For Krista Anderson-Larson, the bathroom is often the only place in many homes where a person can experience the true privacy needed for physical self-examination or orientation to one's own ever-changing body. Particularly for queer and gender nonconforming people who grow up in conservative households, these experiences play a role in how our body and gender identity are intertwined. The work questions what it means to have the architectural space of the bathroom intrinsically tied to development of identity.
Julie Buffalohead debuts a new sculptural artistic direction with a wall piece composed of various Native American traditional material: rawhide, leather, lane-stitched beadwork and quillwork. Her sculpture engenders female power referencing Native mythologies of emergence and birth. The womb-like piece is experimental for Buffalohead, and incorporates many art and craft techniques from the artist's practice in this abstract form. Both Buffalohead and Anderson-Larson have studios based in St. Paul, Minnesota.

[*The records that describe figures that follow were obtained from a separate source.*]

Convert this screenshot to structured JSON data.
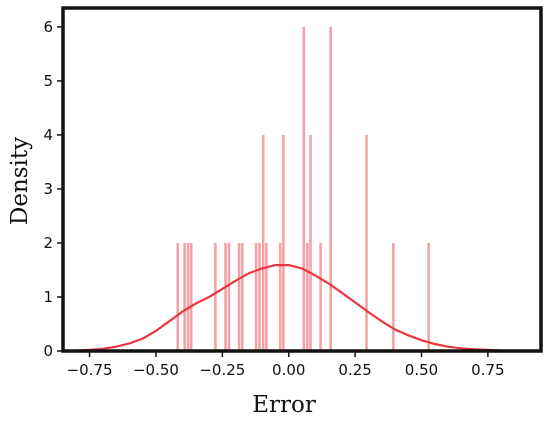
{
  "chart_data": {
    "type": "bar",
    "subtype": "histogram-with-kde",
    "title": "",
    "xlabel": "Error",
    "ylabel": "Density",
    "xlim": [
      -0.85,
      0.95
    ],
    "ylim": [
      0,
      6.35
    ],
    "xticks": [
      -0.75,
      -0.5,
      -0.25,
      0.0,
      0.25,
      0.5,
      0.75
    ],
    "xtick_labels": [
      "−0.75",
      "−0.50",
      "−0.25",
      "0.00",
      "0.25",
      "0.50",
      "0.75"
    ],
    "yticks": [
      0,
      1,
      2,
      3,
      4,
      5,
      6
    ],
    "ytick_labels": [
      "0",
      "1",
      "2",
      "3",
      "4",
      "5",
      "6"
    ],
    "grid": false,
    "legend": "none",
    "colors": {
      "bars": "#f4a0a4",
      "kde": "#e8383e",
      "frame": "#111111"
    },
    "bars": [
      {
        "x": -0.418,
        "density": 2
      },
      {
        "x": -0.392,
        "density": 2
      },
      {
        "x": -0.379,
        "density": 2
      },
      {
        "x": -0.367,
        "density": 2
      },
      {
        "x": -0.276,
        "density": 2
      },
      {
        "x": -0.238,
        "density": 2
      },
      {
        "x": -0.225,
        "density": 2
      },
      {
        "x": -0.187,
        "density": 2
      },
      {
        "x": -0.175,
        "density": 2
      },
      {
        "x": -0.123,
        "density": 2
      },
      {
        "x": -0.11,
        "density": 2
      },
      {
        "x": -0.096,
        "density": 4
      },
      {
        "x": -0.084,
        "density": 2
      },
      {
        "x": -0.032,
        "density": 2
      },
      {
        "x": -0.02,
        "density": 4
      },
      {
        "x": 0.057,
        "density": 6
      },
      {
        "x": 0.07,
        "density": 2
      },
      {
        "x": 0.082,
        "density": 4
      },
      {
        "x": 0.12,
        "density": 2
      },
      {
        "x": 0.158,
        "density": 6
      },
      {
        "x": 0.293,
        "density": 4
      },
      {
        "x": 0.394,
        "density": 2
      },
      {
        "x": 0.527,
        "density": 2
      }
    ],
    "bar_width": 0.0095,
    "kde": {
      "x": [
        -0.85,
        -0.8,
        -0.75,
        -0.7,
        -0.65,
        -0.6,
        -0.55,
        -0.5,
        -0.45,
        -0.4,
        -0.35,
        -0.3,
        -0.25,
        -0.2,
        -0.15,
        -0.1,
        -0.05,
        0.0,
        0.05,
        0.1,
        0.15,
        0.2,
        0.25,
        0.3,
        0.35,
        0.4,
        0.45,
        0.5,
        0.55,
        0.6,
        0.65,
        0.7,
        0.75,
        0.8,
        0.85,
        0.9,
        0.95
      ],
      "y": [
        0.0,
        0.01,
        0.02,
        0.04,
        0.08,
        0.14,
        0.23,
        0.37,
        0.55,
        0.73,
        0.88,
        1.0,
        1.15,
        1.3,
        1.44,
        1.53,
        1.59,
        1.59,
        1.53,
        1.4,
        1.25,
        1.08,
        0.9,
        0.72,
        0.55,
        0.4,
        0.29,
        0.2,
        0.13,
        0.08,
        0.05,
        0.03,
        0.02,
        0.01,
        0.0,
        0.0,
        0.0
      ]
    }
  }
}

Located in rural Mississippi, Coulter Fussell's artistic practice spans quilting, upholstery and mixed media. In this exhibition her work is from her War Quilt series. Drawing stylistically from a childhood spent reading comic books and watching nature shows in her hometown near Fort Moore Military Base in southwest Georgia, she relied on narratives of familial power plays that speak to a universal violent dynamic. The title of her piece, Graft and Stealth references an excerpt of Langston Hughes’ poem Let America Be America Again.
Out of the rack and ruin of our gangster death,
The rape and rot of graft, and stealth, and lies,
We, the people, must redeem
The land, the mines, the plants, the rivers...
For Lisa Kill, her drawings are "about when the music is over, and the record continues to play along the wax seal and you hear the dust and the space". It references liminal space between music and silence. This work incorporates sleeves from vinyl records which contain a center void filled with another material element, representing a deeper space, images of water, hazy seas and dead oceans.
Ludi Leiva, working from Stockholm, Sweden offers three mixed-media works which are poetic explorations of ancestral connection and spiritual protection. Dream-like atmospheres and abstract figures become vehicles for preserving heritage and connection across geographical and temporal borders. These mixed media monotypes are visual meditations. Cultural touchstones and memories, such as a Guatemalan childhood bedtime prayer, are transformed with the artist's intuitively expressed marks.
Raquel Mullins works in Tennessee to create autobiographical work that archives the passage of time, documents coming-of-age, and portrays rites of passage and life transitions. Her practice revolves around a searching for moments of wonder by highlighting small and everyday occurrences and phenomena. She utilizes a house as a structure and symbol for the body, to portray both mothering and being mothered.
Wendy Murray is a visual artist who works in Los Angeles and Sydney, Australia. Murray’s work addresses social and political issues through drawings, collaborative poster making and public art works. Her piece in this exhibition, created with Anna Madeleine Raupach was designed, printed and disseminated on the streets of Los Angeles in one day. That's how Murray likes to work - with speed. She comments "No time to second-guess, just getting the message out there as fast as possible". Armed with only paper stencils, a screen, ink, and a squeegee, her printing process/workshop is analog and mobile.